Computational models in biomedicine rely on biological and clinical assumptions. The selection of these assumptions contributes substantially to modeling success or failure. Assumptions used by experts at the cutting edge of research, however, are rarely explicitly described in scientific publications. One can directly collect and assess some of these assumptions through interviews and surveys. Here we investigate diversity in expert views about a complex biological phenomenon, the process of cancer metastasis. We harvested individual viewpoints from 28 experts in clinical and molecular aspects of cancer metastasis and summarized them computationally. While experts predominantly agreed on the definition of individual steps involved in metastasis, no two expert scenarios for metastasis were identical. We computed the probability that any two experts would disagree on k or fewer metastatic stages and found that any two randomly selected experts are likely to disagree about several assumptions. Considering the probability that two or more of these experts review an article or a proposal about metastatic cascades, the probability that they will disagree with elements of a proposed model approaches 1. This diversity of conceptions has clear consequences for advance and deadlock in the field. We suggest that strong, incompatible views are common in biomedicine but largely invisible to biomedical experts themselves. We built a formal Markov model of metastasis to encapsulate expert convergence and divergence regarding the entire sequence of metastatic stages. This model revealed stages of greatest disagreement, including the points at which cancer enters and leaves the bloodstream. The model provides a formal probabilistic hypothesis against which researchers can evaluate data on the process of metastasis. This would enable subsequent improvement of the model through Bayesian probabilistic update. Practically, we propose that model assumptions and hunches be harvested systematically and made available for modelers and scientists.

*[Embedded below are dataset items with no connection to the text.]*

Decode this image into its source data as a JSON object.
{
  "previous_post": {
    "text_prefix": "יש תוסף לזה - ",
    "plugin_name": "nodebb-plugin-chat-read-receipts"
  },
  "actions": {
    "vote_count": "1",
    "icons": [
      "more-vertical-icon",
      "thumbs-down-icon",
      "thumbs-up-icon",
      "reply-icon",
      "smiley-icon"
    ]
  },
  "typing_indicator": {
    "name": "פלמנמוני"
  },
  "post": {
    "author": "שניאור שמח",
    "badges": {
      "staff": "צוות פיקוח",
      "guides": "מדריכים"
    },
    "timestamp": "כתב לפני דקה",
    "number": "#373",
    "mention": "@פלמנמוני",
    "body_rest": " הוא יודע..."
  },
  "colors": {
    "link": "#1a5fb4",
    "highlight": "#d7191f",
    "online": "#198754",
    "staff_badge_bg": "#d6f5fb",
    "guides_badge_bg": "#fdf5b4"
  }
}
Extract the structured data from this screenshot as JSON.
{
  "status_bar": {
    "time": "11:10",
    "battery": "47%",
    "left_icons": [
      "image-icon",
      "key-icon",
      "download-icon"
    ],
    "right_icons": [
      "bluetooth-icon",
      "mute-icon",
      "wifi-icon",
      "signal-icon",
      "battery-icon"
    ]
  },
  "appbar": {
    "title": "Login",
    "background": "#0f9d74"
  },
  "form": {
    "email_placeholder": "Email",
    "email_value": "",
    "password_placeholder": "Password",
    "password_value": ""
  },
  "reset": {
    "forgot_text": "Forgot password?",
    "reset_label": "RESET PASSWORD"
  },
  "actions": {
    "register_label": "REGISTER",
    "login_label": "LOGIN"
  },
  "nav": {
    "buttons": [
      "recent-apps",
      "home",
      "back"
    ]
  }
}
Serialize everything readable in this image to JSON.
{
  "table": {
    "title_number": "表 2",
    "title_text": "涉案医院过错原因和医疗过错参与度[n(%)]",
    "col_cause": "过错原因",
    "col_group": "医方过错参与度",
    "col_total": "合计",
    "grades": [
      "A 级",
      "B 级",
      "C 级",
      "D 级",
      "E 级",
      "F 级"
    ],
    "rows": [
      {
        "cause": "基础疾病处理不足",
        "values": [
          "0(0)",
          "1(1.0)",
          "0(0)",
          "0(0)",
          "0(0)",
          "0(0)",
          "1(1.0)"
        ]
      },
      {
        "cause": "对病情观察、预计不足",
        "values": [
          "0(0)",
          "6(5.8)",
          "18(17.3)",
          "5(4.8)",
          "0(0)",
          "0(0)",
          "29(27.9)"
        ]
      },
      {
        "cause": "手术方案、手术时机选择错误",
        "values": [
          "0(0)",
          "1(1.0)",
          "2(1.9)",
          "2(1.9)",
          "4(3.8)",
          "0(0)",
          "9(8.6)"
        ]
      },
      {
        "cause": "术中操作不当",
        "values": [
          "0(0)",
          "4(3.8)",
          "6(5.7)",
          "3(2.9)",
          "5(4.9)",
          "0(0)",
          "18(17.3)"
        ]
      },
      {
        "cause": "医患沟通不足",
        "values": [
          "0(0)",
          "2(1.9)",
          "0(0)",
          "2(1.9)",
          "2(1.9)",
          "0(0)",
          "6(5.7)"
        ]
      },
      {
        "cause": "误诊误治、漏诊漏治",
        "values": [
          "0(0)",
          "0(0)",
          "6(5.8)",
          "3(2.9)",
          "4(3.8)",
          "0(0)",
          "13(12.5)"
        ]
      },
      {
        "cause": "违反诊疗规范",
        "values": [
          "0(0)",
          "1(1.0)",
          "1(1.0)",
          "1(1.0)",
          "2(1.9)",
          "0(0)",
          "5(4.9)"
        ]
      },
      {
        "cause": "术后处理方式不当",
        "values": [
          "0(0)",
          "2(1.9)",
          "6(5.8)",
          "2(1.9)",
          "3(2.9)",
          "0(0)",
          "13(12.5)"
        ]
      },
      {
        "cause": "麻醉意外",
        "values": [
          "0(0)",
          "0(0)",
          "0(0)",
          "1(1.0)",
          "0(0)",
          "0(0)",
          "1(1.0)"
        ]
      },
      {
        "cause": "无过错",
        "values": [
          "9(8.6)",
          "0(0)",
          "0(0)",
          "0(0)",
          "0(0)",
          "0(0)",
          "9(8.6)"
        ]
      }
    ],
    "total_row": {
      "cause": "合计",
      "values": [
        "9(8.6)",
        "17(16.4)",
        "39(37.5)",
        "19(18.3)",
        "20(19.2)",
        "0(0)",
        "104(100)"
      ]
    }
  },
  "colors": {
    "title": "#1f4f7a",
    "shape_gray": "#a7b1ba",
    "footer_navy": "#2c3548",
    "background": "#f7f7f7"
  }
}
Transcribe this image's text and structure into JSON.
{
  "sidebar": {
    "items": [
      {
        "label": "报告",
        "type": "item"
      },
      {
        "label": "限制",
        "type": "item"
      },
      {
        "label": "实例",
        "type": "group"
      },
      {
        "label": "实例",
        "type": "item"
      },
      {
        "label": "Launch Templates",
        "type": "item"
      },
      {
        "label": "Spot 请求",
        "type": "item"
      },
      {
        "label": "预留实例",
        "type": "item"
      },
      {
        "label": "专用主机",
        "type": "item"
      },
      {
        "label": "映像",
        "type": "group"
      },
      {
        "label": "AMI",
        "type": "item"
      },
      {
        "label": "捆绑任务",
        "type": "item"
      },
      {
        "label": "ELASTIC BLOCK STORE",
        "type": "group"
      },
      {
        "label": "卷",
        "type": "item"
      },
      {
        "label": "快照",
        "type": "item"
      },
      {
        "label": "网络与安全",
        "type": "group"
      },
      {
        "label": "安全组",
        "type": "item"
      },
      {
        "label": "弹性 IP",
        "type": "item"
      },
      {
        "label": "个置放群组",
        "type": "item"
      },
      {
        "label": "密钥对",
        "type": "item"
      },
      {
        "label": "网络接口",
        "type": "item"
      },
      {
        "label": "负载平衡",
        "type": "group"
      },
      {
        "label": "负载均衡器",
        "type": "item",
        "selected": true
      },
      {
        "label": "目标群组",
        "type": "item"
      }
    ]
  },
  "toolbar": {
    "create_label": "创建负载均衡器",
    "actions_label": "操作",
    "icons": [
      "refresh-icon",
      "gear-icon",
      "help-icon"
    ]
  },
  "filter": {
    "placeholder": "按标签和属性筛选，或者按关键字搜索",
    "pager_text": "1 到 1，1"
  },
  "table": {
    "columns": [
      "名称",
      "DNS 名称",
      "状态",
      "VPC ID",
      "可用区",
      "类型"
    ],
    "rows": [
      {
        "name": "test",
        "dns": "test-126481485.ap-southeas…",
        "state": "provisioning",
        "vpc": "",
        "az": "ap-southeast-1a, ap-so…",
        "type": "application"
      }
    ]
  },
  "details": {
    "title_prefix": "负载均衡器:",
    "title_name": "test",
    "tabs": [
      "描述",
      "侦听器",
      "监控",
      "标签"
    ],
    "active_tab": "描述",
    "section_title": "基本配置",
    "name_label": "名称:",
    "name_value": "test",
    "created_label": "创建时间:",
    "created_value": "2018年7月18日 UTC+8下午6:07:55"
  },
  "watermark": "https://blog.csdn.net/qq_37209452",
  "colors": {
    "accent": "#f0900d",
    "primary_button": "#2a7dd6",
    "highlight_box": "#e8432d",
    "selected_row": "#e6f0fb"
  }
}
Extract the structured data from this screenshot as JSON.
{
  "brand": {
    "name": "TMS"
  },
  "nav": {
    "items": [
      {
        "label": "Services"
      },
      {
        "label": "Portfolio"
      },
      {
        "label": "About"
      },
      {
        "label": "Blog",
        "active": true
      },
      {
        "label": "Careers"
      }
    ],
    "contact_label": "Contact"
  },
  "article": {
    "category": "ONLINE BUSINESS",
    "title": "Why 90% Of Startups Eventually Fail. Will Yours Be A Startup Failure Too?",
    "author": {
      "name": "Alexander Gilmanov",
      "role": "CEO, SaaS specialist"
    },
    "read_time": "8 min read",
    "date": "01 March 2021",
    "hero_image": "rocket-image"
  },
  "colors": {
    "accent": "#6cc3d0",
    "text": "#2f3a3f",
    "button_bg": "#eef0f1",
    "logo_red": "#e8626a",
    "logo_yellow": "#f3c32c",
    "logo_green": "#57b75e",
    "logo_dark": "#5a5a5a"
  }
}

生物医学中的计算模型依赖于生物学和临床假设。这些假设的选择对建模的成功或失败有很大的影响。然而,处于研究前沿的专家使用的假设在科学出版物中很少被明确描述。人们可以通过访谈和调查直接收集和评估其中的一些假设。在这里,我们研究了专家对一个复杂的生物学现象——癌症转移过程的观点多样性。我们从 28 位癌症转移临床和分子方面的专家那里收集了个人观点,并进行了计算总结。尽管专家们主要同意转移过程中涉及的各个步骤的定义,但没有两个专家的转移场景是完全相同的。我们计算了任意两个专家在 k 个或更少的转移阶段上存在分歧的概率,发现任意两个随机选择的专家在几个假设上很可能存在分歧。考虑到两个或更多这些专家审查一篇关于转移级联的文章或提案的概率,他们不同意所提议模型的元素的概率接近 1。这种概念上的多样性对该领域的进展和僵局都有明显的影响。我们认为,强烈的、不兼容的观点在生物医学中很常见,但生物医学专家自己却在很大程度上没有意识到这一点。我们建立了一个转移性的正式马尔可夫模型,来描述专家在整个转移阶段序列上的收敛和分歧。该模型揭示了分歧最大的阶段,包括癌症进入和离开血液系统的点。该模型提供了一个正式的概率假设,研究人员可以用它来评估转移过程的数据。这将使研究人员能够通过贝叶斯概率更新来改进模型。实际上,我们建议系统地收集模型假设和猜测,并将其提供给建模者和科学家。